We can also calculate the average difference and show that it’s about 0 in the randomized datasets:

```
mean(permuted$estimate)
```

[1] 0.001492764

Looking at the plot above, it’s clear the the observed difference is not what we’ve expect if there is no relationship between transmission type and weight, but we can go ahead and calculate a p-value:

```
(sum(abs(permuted$estimate) > ifelse(observed > 0, observed, -observed)) + 1) / (n+1)
```

[1] 0.001

This way of calculating p-values is based on this paper and ensures p-values can never by 0, which wouldn’t make any sense.
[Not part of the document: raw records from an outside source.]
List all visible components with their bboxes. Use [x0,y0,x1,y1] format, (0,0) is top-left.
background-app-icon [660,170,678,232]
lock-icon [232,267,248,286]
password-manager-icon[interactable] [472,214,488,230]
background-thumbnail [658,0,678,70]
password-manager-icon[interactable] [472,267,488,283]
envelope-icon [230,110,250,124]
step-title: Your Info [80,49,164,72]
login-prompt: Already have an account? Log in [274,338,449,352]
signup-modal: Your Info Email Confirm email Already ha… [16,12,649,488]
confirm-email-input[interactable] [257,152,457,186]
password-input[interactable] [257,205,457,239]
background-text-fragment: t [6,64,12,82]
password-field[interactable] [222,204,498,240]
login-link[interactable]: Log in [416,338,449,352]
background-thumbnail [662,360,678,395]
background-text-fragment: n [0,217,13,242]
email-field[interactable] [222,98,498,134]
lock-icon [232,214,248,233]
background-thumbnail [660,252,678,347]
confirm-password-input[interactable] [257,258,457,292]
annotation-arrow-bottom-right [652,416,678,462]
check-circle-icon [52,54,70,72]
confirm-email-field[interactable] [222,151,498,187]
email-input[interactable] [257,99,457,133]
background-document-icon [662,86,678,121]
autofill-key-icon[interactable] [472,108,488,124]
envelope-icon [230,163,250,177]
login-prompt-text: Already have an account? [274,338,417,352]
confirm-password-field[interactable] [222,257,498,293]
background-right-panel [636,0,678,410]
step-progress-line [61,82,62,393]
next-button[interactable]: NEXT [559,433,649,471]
**Aside:** To create randomized datasets that you can re-generate at some point in the future, use `set.seed(some_number)`

before randomizing your data. This sets the seed of the random number generator in R, ensuring the same pseudo-random numbers are producing the next time you run your analysis.

In future posts, I’ll look at bootstrapping regressions, correlations, and using Monte-Carlo-based resampling for ANOVA-like data.